The film also received a number of negative reviews. Rajeev Masand of IBN Live gave the film 1 out of 5 stars saying "Yuvvraaj doesn't quite hit the right note because it's an archaic drama that feels too tired. Barring a handful of vintage Subhash Ghai moments that still work, the film sadly is far from his best work". Sonia Chopra of Sify gave the film 1.5/5.

===Box office===
Yuvraaj was released with around 1000 prints in India, but it opened to a good response. The film only managed to collect around ₹169.5 million. Box Office India declared it a major flop.

==Soundtrack==

The music is composed by A. R. Rahman and lyrics are written by Gulzar. The score was performed by the Chennai String Orchestra, and utilizes Western classical music and retro disco music. The orchestra also performs Beethoven's Fifth Symphony.

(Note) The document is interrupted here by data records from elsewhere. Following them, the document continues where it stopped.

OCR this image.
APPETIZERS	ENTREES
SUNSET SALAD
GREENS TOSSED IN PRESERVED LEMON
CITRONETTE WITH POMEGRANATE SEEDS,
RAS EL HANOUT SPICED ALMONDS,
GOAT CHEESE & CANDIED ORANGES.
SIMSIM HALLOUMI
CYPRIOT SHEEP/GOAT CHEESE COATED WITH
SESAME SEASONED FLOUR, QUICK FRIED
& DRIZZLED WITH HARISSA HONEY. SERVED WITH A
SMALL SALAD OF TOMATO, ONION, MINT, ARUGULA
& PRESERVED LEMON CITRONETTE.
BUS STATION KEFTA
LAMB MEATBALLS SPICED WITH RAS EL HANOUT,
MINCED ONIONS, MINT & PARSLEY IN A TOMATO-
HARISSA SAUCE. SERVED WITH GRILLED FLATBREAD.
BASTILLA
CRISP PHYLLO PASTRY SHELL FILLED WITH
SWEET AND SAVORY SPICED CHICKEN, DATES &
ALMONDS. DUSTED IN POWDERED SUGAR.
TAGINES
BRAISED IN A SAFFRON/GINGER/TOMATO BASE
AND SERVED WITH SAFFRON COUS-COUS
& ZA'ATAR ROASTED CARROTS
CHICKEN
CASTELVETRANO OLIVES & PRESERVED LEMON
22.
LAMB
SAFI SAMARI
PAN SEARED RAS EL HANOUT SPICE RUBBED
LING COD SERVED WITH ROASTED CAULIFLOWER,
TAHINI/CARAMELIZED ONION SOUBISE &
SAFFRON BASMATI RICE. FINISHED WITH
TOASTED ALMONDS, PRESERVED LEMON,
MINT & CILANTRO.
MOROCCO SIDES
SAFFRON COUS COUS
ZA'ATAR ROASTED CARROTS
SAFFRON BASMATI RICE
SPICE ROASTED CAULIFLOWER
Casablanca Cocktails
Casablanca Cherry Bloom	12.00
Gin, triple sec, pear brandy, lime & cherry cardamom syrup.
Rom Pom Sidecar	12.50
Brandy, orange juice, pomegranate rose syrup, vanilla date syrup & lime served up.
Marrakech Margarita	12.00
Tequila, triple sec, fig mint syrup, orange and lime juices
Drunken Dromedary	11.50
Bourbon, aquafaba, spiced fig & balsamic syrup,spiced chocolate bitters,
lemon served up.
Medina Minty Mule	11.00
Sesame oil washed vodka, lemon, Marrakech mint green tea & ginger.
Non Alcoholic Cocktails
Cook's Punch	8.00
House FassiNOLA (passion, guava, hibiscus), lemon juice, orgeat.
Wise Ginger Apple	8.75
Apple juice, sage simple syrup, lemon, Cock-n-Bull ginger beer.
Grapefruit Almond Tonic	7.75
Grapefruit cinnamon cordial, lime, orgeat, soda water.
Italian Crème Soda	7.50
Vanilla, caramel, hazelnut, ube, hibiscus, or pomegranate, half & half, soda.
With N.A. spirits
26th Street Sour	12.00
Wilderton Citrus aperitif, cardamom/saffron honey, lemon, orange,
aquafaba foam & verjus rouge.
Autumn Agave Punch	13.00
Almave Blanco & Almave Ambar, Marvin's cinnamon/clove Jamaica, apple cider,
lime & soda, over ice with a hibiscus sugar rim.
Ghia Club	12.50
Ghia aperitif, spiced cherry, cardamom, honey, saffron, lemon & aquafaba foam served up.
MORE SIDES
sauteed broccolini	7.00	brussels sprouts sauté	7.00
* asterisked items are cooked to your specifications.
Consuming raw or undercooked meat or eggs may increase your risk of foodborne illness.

The soundtrack album was released on 15 October 2008.

Track list
| No. | Title | Artist(s) | Length |
|---|---|---|---|
| 1. | "Main Hoon Yuvvraaj" | Salman Khan | 1:13 |
| 2. | "Tu Meri Dost Hai" | Benny Dayal, Shreya Ghoshal, A. R. Rahman | 6:13 |
| 3. | "Shanno Shanno" | Karthik, Sonu Nigam, Naresh Iyer, Srinivas, Timmy, Sunaina, Vivienne Pocha, Tina, Blaaze | 6:22 |
| 4. | "Tu Muskura" | Alka Yagnik, Javed Ali, A. R. Rahman | 5:37 |
| 5. | "Mastam Mastam" | Sonu Nigam, Alka Yagnik, Benny Dayal, Naresh Iyer | 6:17 |
| 6. | "Zindagi" | Srinivas | 5:06 |
| 7. | "Dil Ka Rishta" | Sonu Nigam, Roop Kumar Rathod, A. R. Rahman, Clinton Cerejo, Suzanne D'Mello, Vivienne Pocha, Sunaina, Benny Dayal, Naresh Iyer, Blaaze | 7:39 |
| 8. | "Manmohini Morey" | Vijay Prakash | 3:11 |
| 9. | "Shanno Shanno" (remix by Krishna Chetan) | Karthik, Sonu Nigam, Naresh Iyer, Srinivas, Timmy, Sunaina, Vivienne Pocha, Tina, Blaaze | 2:38 |

===Reception===
The album received positive reviews. Rediff.com gave it 4 out of 5 stars and said Rahman excels in Yuvvraaj.